If we are training a model and it stops at some specific epoch because of power failure or any other issue, we can resume training from that epoch using BackupAndRestore callback. It creates a backup of model in a directory and if we start training again, it will check for backup and if that exists it will resume training from there.

backup_dir = "tmp/backup_tf"
tf.keras.callbacks.experimental.BackupAndRestore(backup_dir)
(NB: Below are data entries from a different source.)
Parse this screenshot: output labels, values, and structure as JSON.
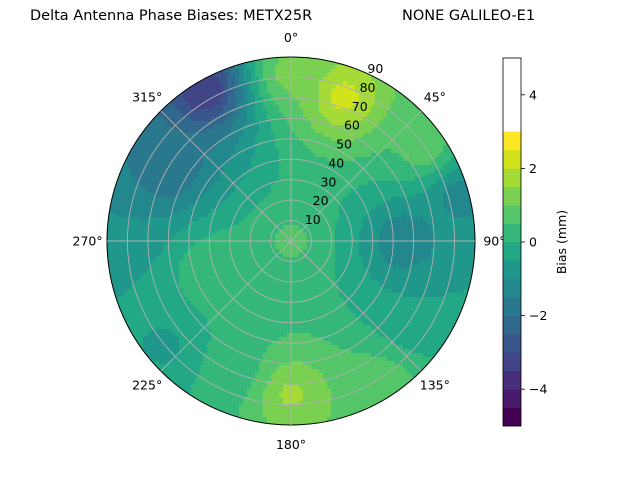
{
  "chart_data": {
    "type": "heatmap",
    "projection": "polar",
    "title": "Delta Antenna Phase Biases: METX25R",
    "subtitle": "NONE GALILEO-E1",
    "azimuth_ticks": [
      "0°",
      "45°",
      "90°",
      "135°",
      "180°",
      "225°",
      "270°",
      "315°"
    ],
    "zenith_ticks": [
      "10",
      "20",
      "30",
      "40",
      "50",
      "60",
      "70",
      "80",
      "90"
    ],
    "colorbar": {
      "label": "Bias (mm)",
      "ticks": [
        "−4",
        "−2",
        "0",
        "2",
        "4"
      ],
      "range": [
        -5,
        5
      ],
      "levels": [
        -5,
        -4.5,
        -4,
        -3.5,
        -3,
        -2.5,
        -2,
        -1.5,
        -1,
        -0.5,
        0,
        0.5,
        1,
        1.5,
        2,
        2.5,
        3,
        3.5,
        4,
        4.5,
        5
      ],
      "colors": [
        "#440154",
        "#481a6c",
        "#472f7d",
        "#414487",
        "#39568c",
        "#31688e",
        "#2a788e",
        "#23888e",
        "#1f988b",
        "#22a884",
        "#35b779",
        "#54c568",
        "#7ad151",
        "#a5db36",
        "#d2e21b",
        "#fde725"
      ]
    },
    "regions_note": "",
    "field": [
      {
        "az": 330,
        "zen": 85,
        "value": -3.5
      },
      {
        "az": 300,
        "zen": 70,
        "value": -2.0
      },
      {
        "az": 275,
        "zen": 85,
        "value": -1.0
      },
      {
        "az": 0,
        "zen": 82,
        "value": 1.2
      },
      {
        "az": 20,
        "zen": 75,
        "value": 2.2
      },
      {
        "az": 55,
        "zen": 80,
        "value": 0.8
      },
      {
        "az": 75,
        "zen": 85,
        "value": -1.2
      },
      {
        "az": 90,
        "zen": 55,
        "value": -1.5
      },
      {
        "az": 120,
        "zen": 70,
        "value": -0.5
      },
      {
        "az": 150,
        "zen": 85,
        "value": 1.0
      },
      {
        "az": 180,
        "zen": 75,
        "value": 1.6
      },
      {
        "az": 205,
        "zen": 70,
        "value": 0.2
      },
      {
        "az": 230,
        "zen": 80,
        "value": -0.6
      },
      {
        "az": 250,
        "zen": 40,
        "value": 0.5
      },
      {
        "az": 0,
        "zen": 0,
        "value": 0.6
      }
    ]
  }
}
Here are some limitations and details about BackupAndRestore from Tensorflow documenations.

  Note
  1. This callback is not compatible with disabling eager execution.
  2. A checkpoint is saved at the end of each epoch, when restoring we'll redo any partial work from an unfinished epoch in which the training got restarted (so the work done before a interruption doesn't affect the final model state).
  3. This works for both single worker and multi-worker mode, only MirroredStrategy and MultiWorkerMirroredStrategy are supported for now.

Usage

Now we can use these callbacks defined above in our tensorflow model. For example, if we want to use them in training, we can pass a list of these callbacks like this.

model.fit(
    train_x, # training data
    train_y, # training labels
    epochs=10, # number of epochs
    validation_data=(test_x, test_y), # validation data
    # List of callbacks, we are currently using 3, 
    # custom, model checkpoint and tensorboard
    callbacks=[MyCustomCallback(), model_ckpt,tensorboard_cb ]
)

There are some other Callbacks also provided by Tensorflow-Keras which are not discussed here.

 

You can view details for these callbacks on official documentation of Tensorflow. For complete details and documentation, you can view tensorflow callbacks page.